At his trial, Buck’s attorney, Jerry Guerinot, called psychologist Walter Quijano as an expert witness. Quijano testified that Buck was statistically most likely to commit future crimes because he was black. The propensity to commit future crimes is a key element in a death penalty sentence in Texas. Buck was sentenced to death.
Buck’s conviction and death sentence were affirmed by Texas courts. His appellate attorney did not raise the issue of the racist testimony introduced by his attorney at trial. The federal appeals courts rejected this argument because it had not been raised in a timely manner in the Texas courts.
Buck sought relief under Federal Rule of Civil Procedure 60(b)(6), which allows a court to grant relief from a final judgment in an “extraordinary circumstance.”

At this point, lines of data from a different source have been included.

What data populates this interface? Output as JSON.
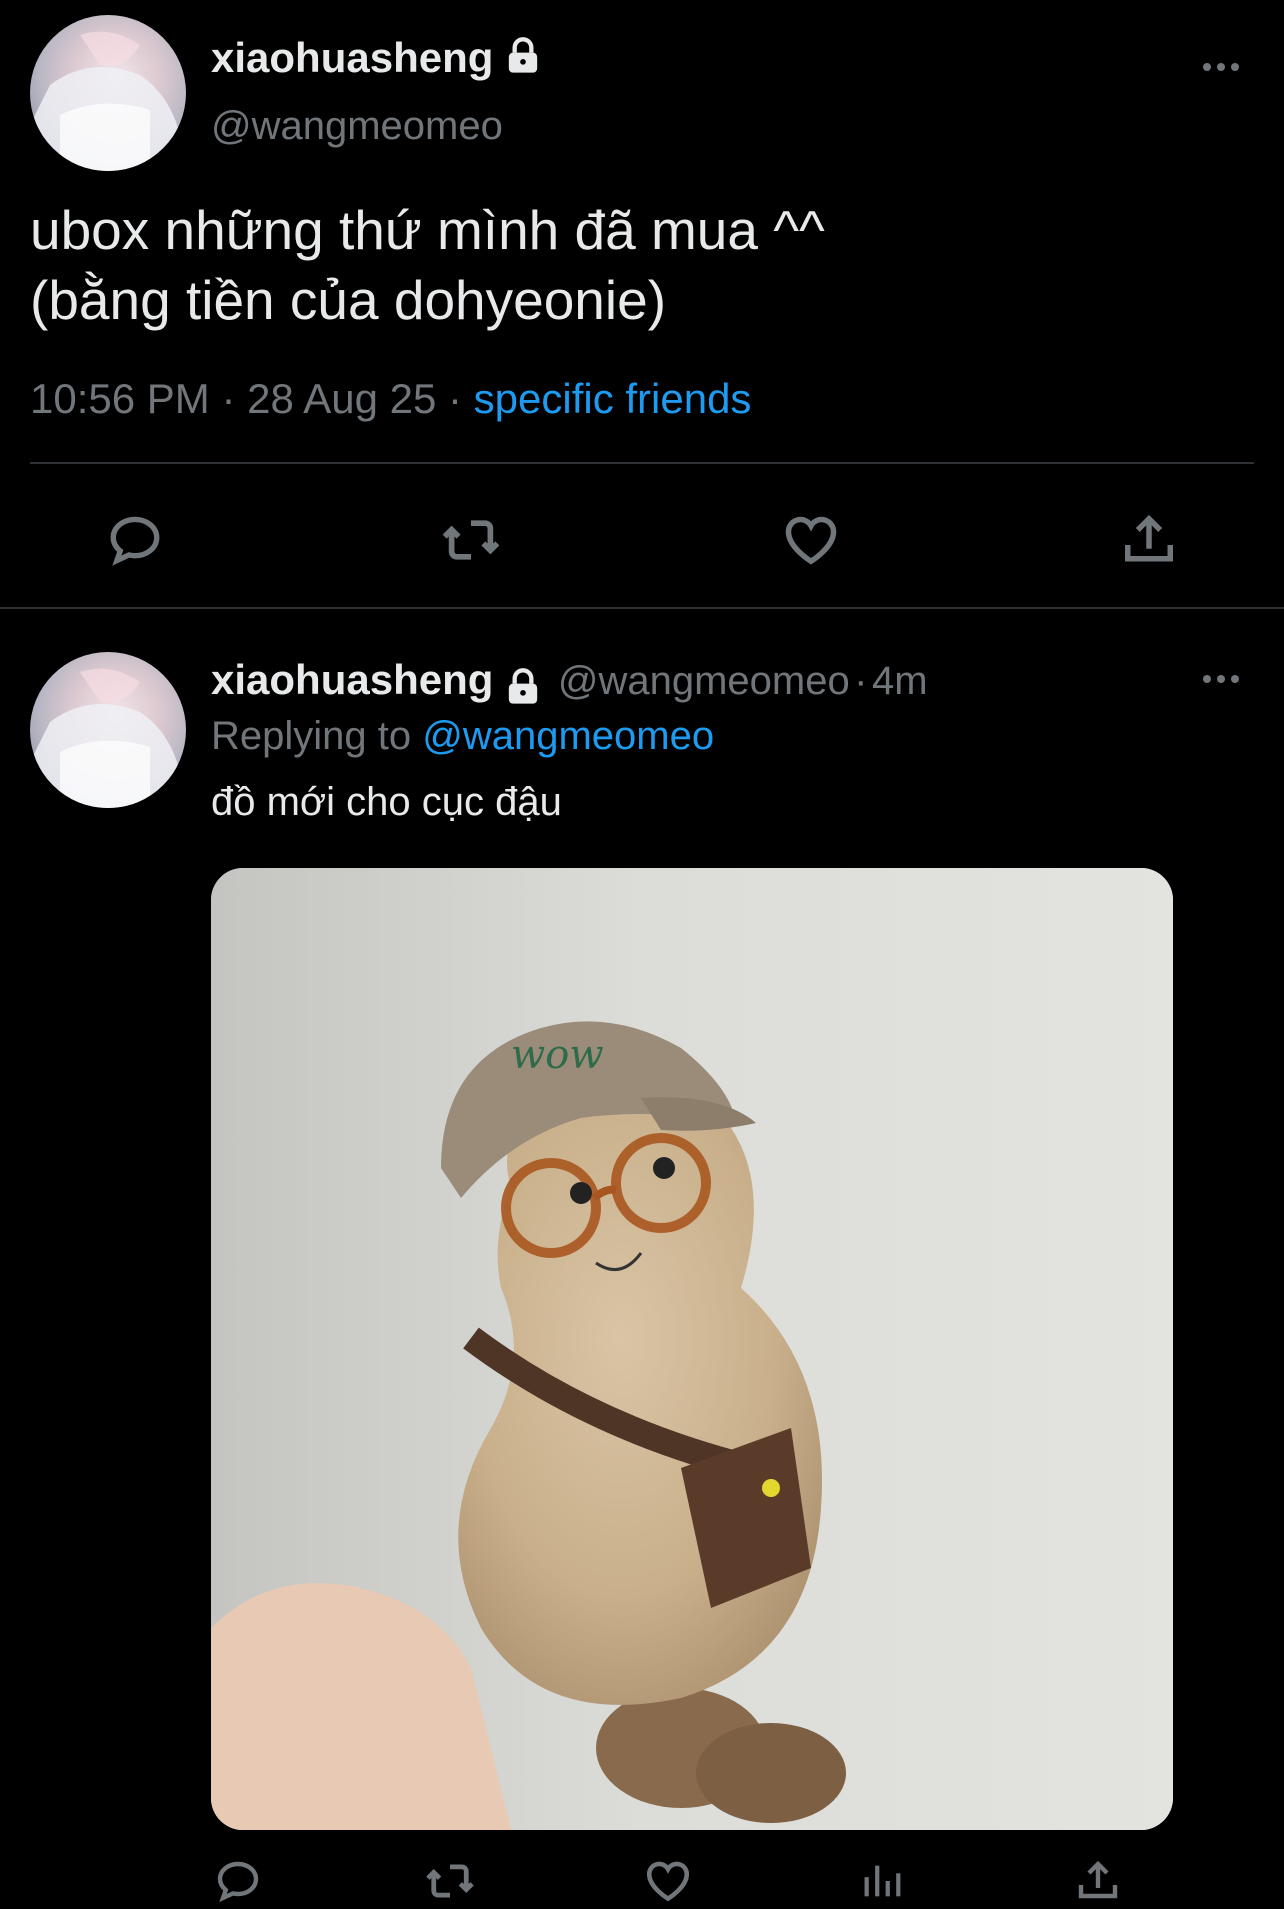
{
  "main_tweet": {
    "display_name": "xiaohuasheng",
    "handle": "@wangmeomeo",
    "text_line1": "ubox những thứ mình đã mua ^^",
    "text_line2": "(bằng tiền của dohyeonie)",
    "time": "10:56 PM",
    "date": "28 Aug 25",
    "audience": "specific friends",
    "separator": "·"
  },
  "reply_tweet": {
    "display_name": "xiaohuasheng",
    "handle": "@wangmeomeo",
    "age": "4m",
    "separator": "·",
    "replying_prefix": "Replying to",
    "replying_to": "@wangmeomeo",
    "text": "đồ mới cho cục đậu"
  },
  "icons": {
    "lock": "lock-icon",
    "more": "more-icon",
    "reply": "reply-icon",
    "retweet": "retweet-icon",
    "like": "heart-icon",
    "share": "share-icon",
    "views": "views-icon"
  },
  "colors": {
    "background": "#000000",
    "text_primary": "#e7e9ea",
    "text_secondary": "#71767b",
    "link": "#1d9bf0",
    "divider": "#2f3336"
  }
}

The federal district court and the 5th Circuit Court of Appeals denied relief. The Supreme Court granted certiorari.
Oral Argument Before the Supreme Court
Buck’s attorney through the NAACP, Christina Swarns, argued that Buck had been sentenced to death based upon “a false and pernicious group-based stereotype. Texas Solicitor General Scott Keller defended the appellate ruling and said that there was ample evidence to support a death sentence.

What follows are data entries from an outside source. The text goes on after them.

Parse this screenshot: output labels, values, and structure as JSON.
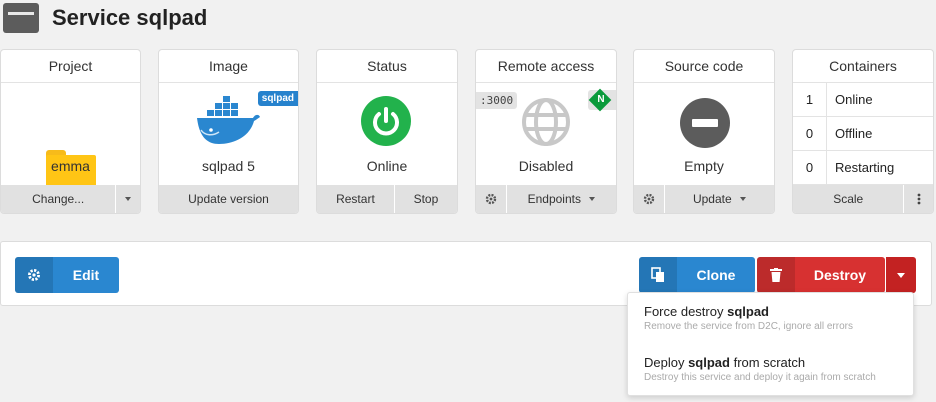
{
  "header": {
    "title": "Service sqlpad",
    "icon": "server-icon"
  },
  "cards": {
    "project": {
      "title": "Project",
      "value": "emma",
      "action": "Change...",
      "icon": "folder-icon"
    },
    "image": {
      "title": "Image",
      "value": "sqlpad 5",
      "badge": "sqlpad",
      "action": "Update version",
      "icon": "docker-whale-icon"
    },
    "status": {
      "title": "Status",
      "value": "Online",
      "actions": [
        "Restart",
        "Stop"
      ],
      "icon": "power-icon",
      "color": "#22b24c"
    },
    "remote": {
      "title": "Remote access",
      "value": "Disabled",
      "port": ":3000",
      "nginx_letter": "N",
      "action": "Endpoints",
      "icon": "globe-icon"
    },
    "source": {
      "title": "Source code",
      "value": "Empty",
      "action": "Update",
      "icon": "minus-circle-icon"
    },
    "containers": {
      "title": "Containers",
      "rows": [
        {
          "count": "1",
          "label": "Online"
        },
        {
          "count": "0",
          "label": "Offline"
        },
        {
          "count": "0",
          "label": "Restarting"
        }
      ],
      "action": "Scale"
    }
  },
  "actions": {
    "edit": "Edit",
    "clone": "Clone",
    "destroy": "Destroy"
  },
  "dropdown": {
    "items": [
      {
        "pre": "Force destroy ",
        "bold": "sqlpad",
        "post": "",
        "sub": "Remove the service from D2C, ignore all errors"
      },
      {
        "pre": "Deploy ",
        "bold": "sqlpad",
        "post": " from scratch",
        "sub": "Destroy this service and deploy it again from scratch"
      }
    ]
  },
  "colors": {
    "primary": "#2a87d0",
    "danger": "#d73131",
    "online": "#22b24c"
  }
}
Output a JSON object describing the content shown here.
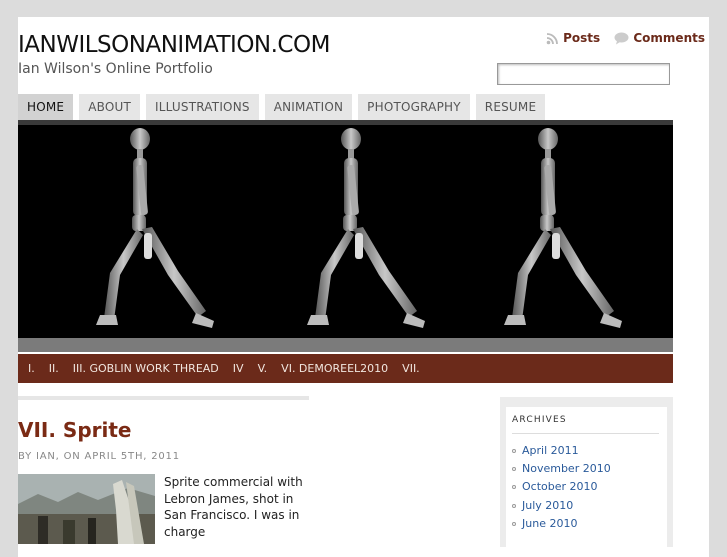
{
  "header": {
    "site_title": "IANWILSONANIMATION.COM",
    "site_description": "Ian Wilson's Online Portfolio",
    "feeds": {
      "posts_label": "Posts",
      "comments_label": "Comments"
    },
    "search": {
      "value": "",
      "placeholder": ""
    }
  },
  "nav": {
    "tabs": [
      {
        "label": "HOME",
        "active": true
      },
      {
        "label": "ABOUT"
      },
      {
        "label": "ILLUSTRATIONS"
      },
      {
        "label": "ANIMATION"
      },
      {
        "label": "PHOTOGRAPHY"
      },
      {
        "label": "RESUME"
      }
    ]
  },
  "categories": [
    "I.",
    "II.",
    "III. GOBLIN WORK THREAD",
    "IV",
    "V.",
    "VI. DEMOREEL2010",
    "VII."
  ],
  "post": {
    "title": "VII. Sprite",
    "meta": "BY IAN, ON APRIL 5TH, 2011",
    "excerpt": "Sprite commercial with Lebron James, shot in San Francisco. I was in charge"
  },
  "sidebar": {
    "archives_heading": "ARCHIVES",
    "archives": [
      "April 2011",
      "November 2010",
      "October 2010",
      "July 2010",
      "June 2010"
    ]
  },
  "colors": {
    "accent": "#6b2a1a",
    "post_title": "#7a2a14",
    "link": "#2a5a9a",
    "page_bg": "#dcdcdc"
  }
}
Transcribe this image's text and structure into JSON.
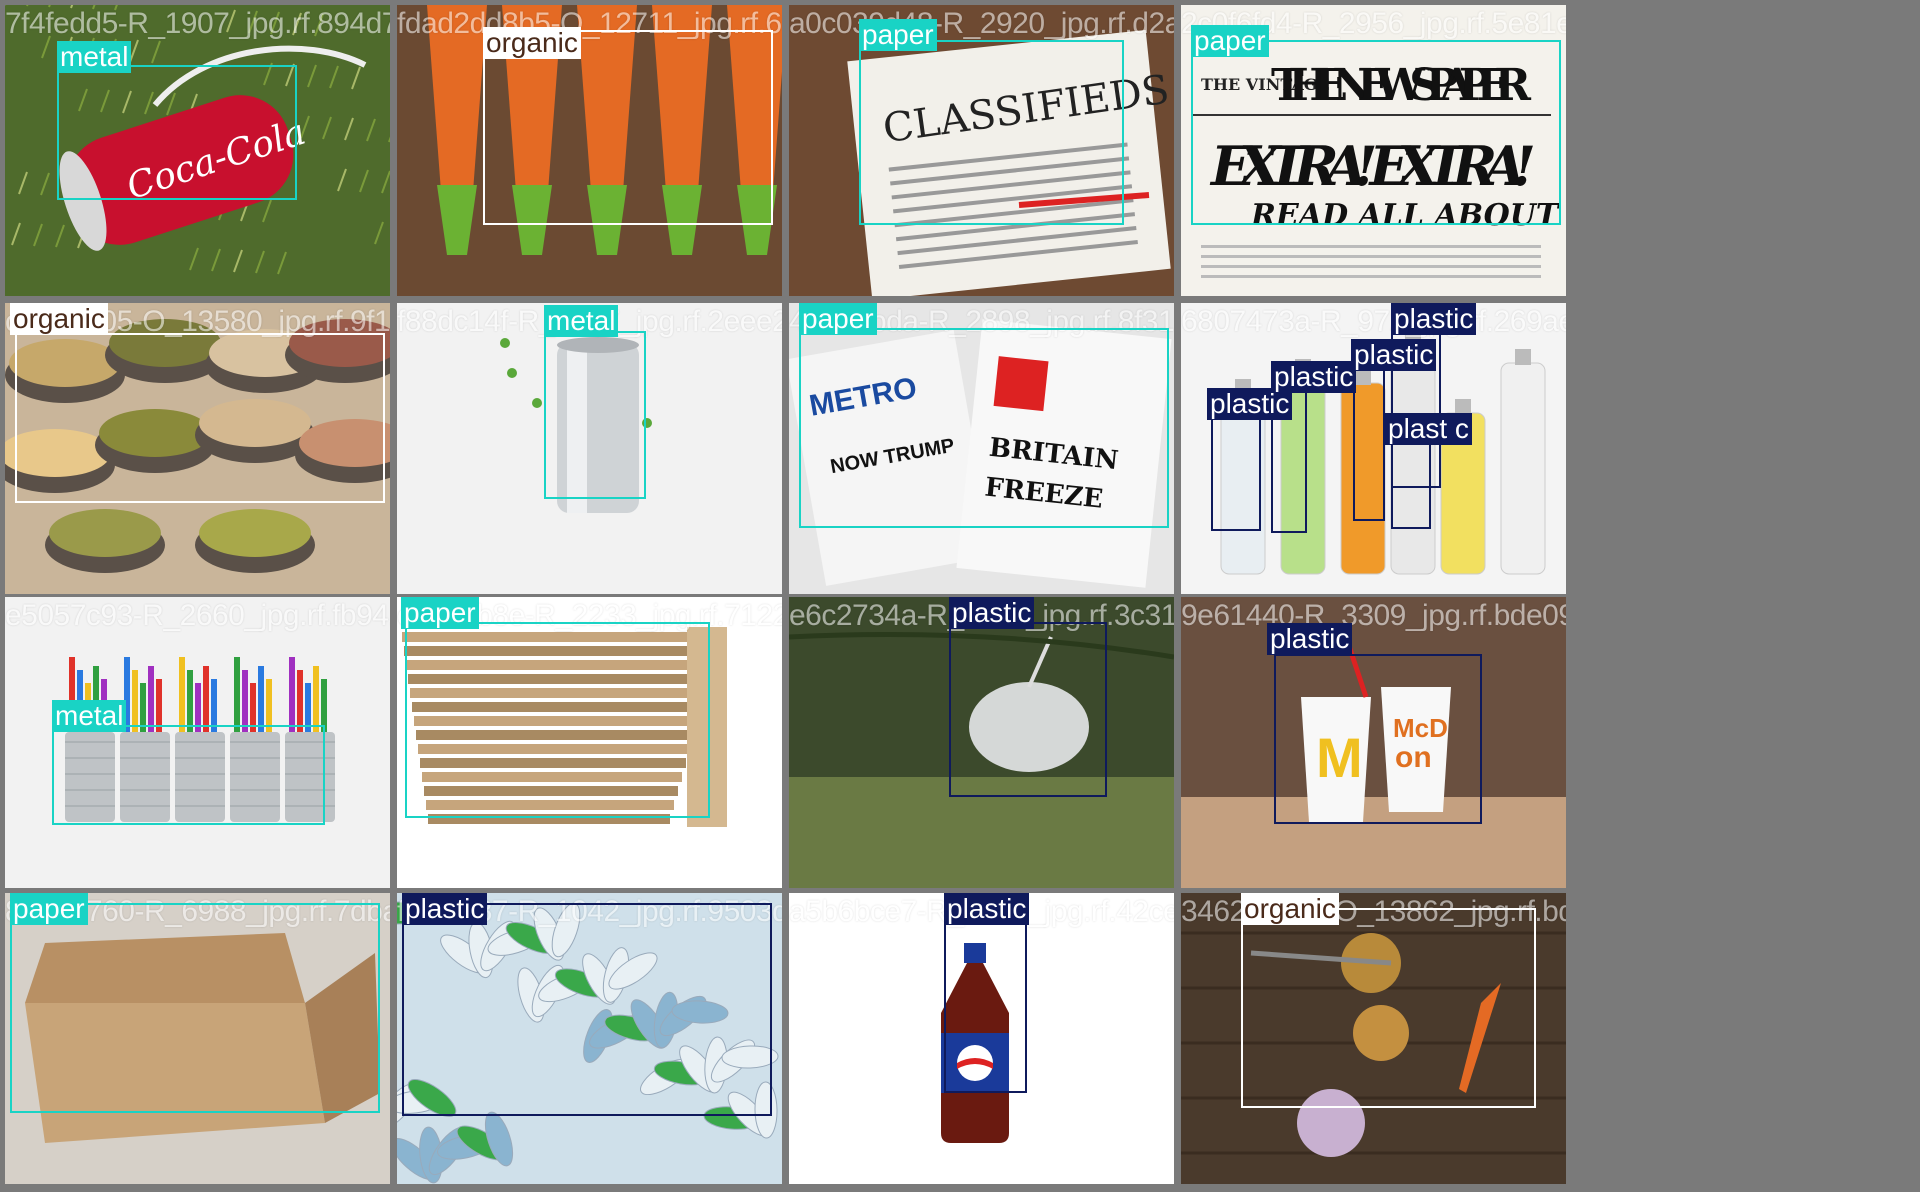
{
  "colors": {
    "metal": "#19d3c5",
    "paper": "#19d3c5",
    "organic": "#ffffff",
    "plastic": "#0f1a5c",
    "grid_background": "#7a7a7a"
  },
  "tiles": [
    {
      "filename": "7f4fedd5-R_1907_jpg.rf.894d73125f9a2d885",
      "scene": "coca-cola can on grass",
      "detections": [
        {
          "label": "metal"
        }
      ]
    },
    {
      "filename": "fdad2dd8b5-O_12711_jpg.rf.69c447a",
      "scene": "carrots",
      "detections": [
        {
          "label": "organic"
        }
      ]
    },
    {
      "filename": "a0c039d48-R_2920_jpg.rf.d2a5666",
      "scene": "classifieds newspaper",
      "detections": [
        {
          "label": "paper"
        }
      ]
    },
    {
      "filename": "2c0f6fd4-R_2956_jpg.rf.5e81eb",
      "scene": "vintage newspaper",
      "detections": [
        {
          "label": "paper"
        }
      ],
      "newspaper": {
        "masthead": "THE NEWSPAPER",
        "prefix": "THE VINTAGE",
        "headline": "EXTRA! EXTRA!",
        "sub": "READ ALL ABOUT IT"
      }
    },
    {
      "filename": "c6e2d505-O_13580_jpg.rf.9f18fa2c3d7a14c7",
      "scene": "bowls of grains",
      "detections": [
        {
          "label": "organic"
        }
      ]
    },
    {
      "filename": "f88dc14f-R_2447_jpg.rf.2eee23bf",
      "scene": "aluminum can",
      "detections": [
        {
          "label": "metal"
        }
      ]
    },
    {
      "filename": "4b1e0bda-R_2898_jpg.rf.8f317af7a",
      "scene": "stack of newspapers",
      "detections": [
        {
          "label": "paper"
        }
      ]
    },
    {
      "filename": "6807473a-R_972_jpg.rf.269ae0fb2",
      "scene": "plastic bottles",
      "detections": [
        {
          "label": "plastic"
        },
        {
          "label": "plastic"
        },
        {
          "label": "plastic"
        },
        {
          "label": "plastic"
        },
        {
          "label": "plast c"
        }
      ]
    },
    {
      "filename": "e5057c93-R_2660_jpg.rf.fb941cd22",
      "scene": "tin cans with pens",
      "detections": [
        {
          "label": "metal"
        }
      ]
    },
    {
      "filename": "e6c7ab8e-R_2233_jpg.rf.71226cd3a",
      "scene": "corrugated cardboard stack",
      "detections": [
        {
          "label": "paper"
        }
      ]
    },
    {
      "filename": "e6c2734a-R_3311_jpg.rf.3c313f22d7",
      "scene": "plastic bag on branch",
      "detections": [
        {
          "label": "plastic"
        }
      ]
    },
    {
      "filename": "9e61440-R_3309_jpg.rf.bde091b4",
      "scene": "mcdonald's cups",
      "detections": [
        {
          "label": "plastic"
        }
      ]
    },
    {
      "filename": "8a95e760-R_6988_jpg.rf.7dba0adf",
      "scene": "open cardboard box",
      "detections": [
        {
          "label": "paper"
        }
      ]
    },
    {
      "filename": "f1f6c187-R_1042_jpg.rf.9503d24",
      "scene": "pile of plastic bottles",
      "detections": [
        {
          "label": "plastic"
        }
      ]
    },
    {
      "filename": "a5b6bce7-R_1777_jpg.rf.42ce61399162",
      "scene": "pepsi bottle",
      "detections": [
        {
          "label": "plastic"
        }
      ]
    },
    {
      "filename": "3462a0ca5-O_13862_jpg.rf.bd35616",
      "scene": "vegetables on wood",
      "detections": [
        {
          "label": "organic"
        }
      ]
    }
  ]
}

The Justices appeared to be in agreement that the court would rule in Buck’s favor. Justice Steven Breyer stated that the facts of Buck’s case “proves the arbitrariness of what’s going on out there.” Justice Ruth Bader Ginsburg said, “Doesn’t it show how abysmal his counsel was?” Justice Samuel Alito noted that, “What occurred at the penalty phase of this trial is indefensible.”
Director Counsel for the NAACP Legal Defense & Educational Fund, Sherrilyn Ifill, stated that, “We are all at risk when our justice system allows prosecutors and juries to exercise lethal discretion based on race… Duane Buck’s case is as much about his own unlawful death sentence as it is about the ability of Harris County’s criminal justice system to produce outcomes free from the taint of racial discrimination.”
Legal commentator and Harvard Law School lecturer, Ian Samuel, noted that the courts are generally sympathetic to a petitioner such as Buck. “If you have a legitimate claim of ineffective assistance of counsel in a death penalty case, especially at the penalty phase, then there is no procedural obstacle on this earth that the Court is going to regard as sufficient to stop you from bringing that forward.”
After oral argument, Buck’s stepsister Phyllis Taylor, whom he shot, told reporters that she supports him and hopes that his death penalty conviction is vacated.